Het bewezenverklaarde levert de navolgende strafbare feiten op.
Feit 1: bedreiging met zware mishandeling
Feit 2: mishandeling, meermalen gepleegd
5.2 De strafbaarheid van verdachte
Over de geestvermogens van verdachte is door drs. C.J.F. Kemperman (psychiater) op 14 april 2011 een rapport uitgebracht. Deze gedragskundige heeft geconcludeerd dat verdachte afhankelijk is van alcohol (echter in detentie in gedwongen remissie) en mogelijk cannabis en dat hij lijdende is aan schizofrenie, terwijl er sprake is van een persoonlijkheidsstoornis met cluster A (schizotypisch, schizoïde, paranoïde) B (anti-sociaal, borderline) en C (ontwijkende) trekken.
Betrokkene is voorts onderzocht door klinisch psycholoog-psychotherapeut drs. J.H.A.M. Kobussen. De deskundige Kobussen omschrijft de bij verdachte gediagnosticeerde stoornis als een schizofrenie van het gedesorganiseerde type en als een persoonlijkheidsstoornis NAO. Daarnaast is sprake van alcohol en cannabis-gebruik.
De beide deskundigen achten een verband tussen de stoornis en het delict aanwezig en achten de verdachte verminderd toerekeningsvatbaar.
De rechtbank neemt de conclusies van de deskundige over en maakt deze tot de hare.
Verdachte is aldus strafbaar.
6 De strafoplegging
6.1 De vordering van de officier van justitie
De officier van justitie vordert een gevangenisstraf van 92 dagen met aftrek van de tijd die verdachte in voorarrest heeft doorgebracht bij de uitvoering van de gevangenisstraf.
6.2 Het standpunt van de verdediging
De verdediging heeft bepleit aan verdachte een gevangenisstraf op te leggen gelijk aan de duur van het voorarrest en adviseert de zorg van het ACT-team van Altrecht.

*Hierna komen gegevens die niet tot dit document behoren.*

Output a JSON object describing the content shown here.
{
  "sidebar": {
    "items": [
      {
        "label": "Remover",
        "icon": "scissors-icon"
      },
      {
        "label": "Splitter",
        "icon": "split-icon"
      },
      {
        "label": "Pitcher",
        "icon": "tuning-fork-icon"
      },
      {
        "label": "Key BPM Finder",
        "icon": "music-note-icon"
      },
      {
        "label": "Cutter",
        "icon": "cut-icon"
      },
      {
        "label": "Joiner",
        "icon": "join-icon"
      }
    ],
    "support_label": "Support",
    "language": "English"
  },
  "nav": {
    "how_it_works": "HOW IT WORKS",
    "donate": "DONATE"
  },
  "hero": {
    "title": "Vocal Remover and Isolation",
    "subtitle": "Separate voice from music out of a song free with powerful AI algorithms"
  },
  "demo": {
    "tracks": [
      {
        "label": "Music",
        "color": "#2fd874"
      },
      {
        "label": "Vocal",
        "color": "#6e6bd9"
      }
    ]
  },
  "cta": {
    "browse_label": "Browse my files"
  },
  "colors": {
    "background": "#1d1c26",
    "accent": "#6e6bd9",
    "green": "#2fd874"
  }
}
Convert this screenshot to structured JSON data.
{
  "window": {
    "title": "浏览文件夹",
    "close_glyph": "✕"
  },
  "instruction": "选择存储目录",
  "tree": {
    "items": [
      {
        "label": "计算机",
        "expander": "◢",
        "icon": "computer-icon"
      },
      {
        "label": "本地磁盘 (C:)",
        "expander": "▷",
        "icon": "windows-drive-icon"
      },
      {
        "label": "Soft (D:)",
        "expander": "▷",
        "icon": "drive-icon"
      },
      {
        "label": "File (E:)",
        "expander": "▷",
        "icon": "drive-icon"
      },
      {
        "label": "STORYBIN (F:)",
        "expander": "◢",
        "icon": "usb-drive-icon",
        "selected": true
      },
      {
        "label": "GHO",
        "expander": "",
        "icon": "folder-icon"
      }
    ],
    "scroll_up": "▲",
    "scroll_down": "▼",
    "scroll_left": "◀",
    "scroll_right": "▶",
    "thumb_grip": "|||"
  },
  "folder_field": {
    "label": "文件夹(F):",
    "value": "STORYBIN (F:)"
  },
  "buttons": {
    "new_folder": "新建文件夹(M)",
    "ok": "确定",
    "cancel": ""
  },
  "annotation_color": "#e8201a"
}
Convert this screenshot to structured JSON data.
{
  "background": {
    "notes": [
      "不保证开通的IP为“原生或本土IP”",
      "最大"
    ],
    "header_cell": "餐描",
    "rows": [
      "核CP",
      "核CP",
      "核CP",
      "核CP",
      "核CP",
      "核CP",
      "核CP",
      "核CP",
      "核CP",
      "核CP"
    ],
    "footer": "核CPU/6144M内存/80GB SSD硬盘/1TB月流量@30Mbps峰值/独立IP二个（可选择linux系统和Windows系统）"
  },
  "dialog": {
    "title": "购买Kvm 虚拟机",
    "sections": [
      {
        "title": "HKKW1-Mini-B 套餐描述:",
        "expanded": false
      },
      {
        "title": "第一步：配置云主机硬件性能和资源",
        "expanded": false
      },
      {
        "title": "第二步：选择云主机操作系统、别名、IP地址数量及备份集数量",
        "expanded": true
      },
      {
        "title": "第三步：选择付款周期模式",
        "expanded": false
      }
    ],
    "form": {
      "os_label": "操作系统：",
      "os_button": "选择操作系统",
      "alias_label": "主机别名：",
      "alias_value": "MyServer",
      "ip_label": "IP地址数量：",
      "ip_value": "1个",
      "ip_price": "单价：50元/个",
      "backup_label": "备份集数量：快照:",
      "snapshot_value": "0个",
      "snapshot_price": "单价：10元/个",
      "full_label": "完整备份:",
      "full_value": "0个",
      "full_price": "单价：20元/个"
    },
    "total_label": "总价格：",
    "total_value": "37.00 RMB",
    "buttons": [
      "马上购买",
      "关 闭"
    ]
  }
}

6.3 Het oordeel van de rechtbank
Bij het bepalen van de op te leggen straf heeft de rechtbank rekening gehouden met de ernst van de feiten, de omstandigheden waaronder deze zijn begaan en de persoon van de verdachte.
Verdachte heeft zich schuldig gemaakt aan mishandeling van enkele medewerkers van Altrecht en een bedreiging van één van deze medewerkers.
Dergelijke feiten dragen bij aan de gevoelens van onveiligheid bij de slachtoffers in het bijzonder en in de maatschappij in het algemeen.
Uit de rapportage d.d. 14 april 2011 van psychiater drs. C.J.F. Kemperman komt naar voren dat de recidivekans zonder de verbetering van de psychische gesteldheid van verdachte als hoog kan worden ingeschat. De deskundige Kobussen acht de recidivekans eveneens hoog en benadrukt dat betrokkene bovenal een psychiatrisch patiënt is die passende zorg zou moeten krijgen.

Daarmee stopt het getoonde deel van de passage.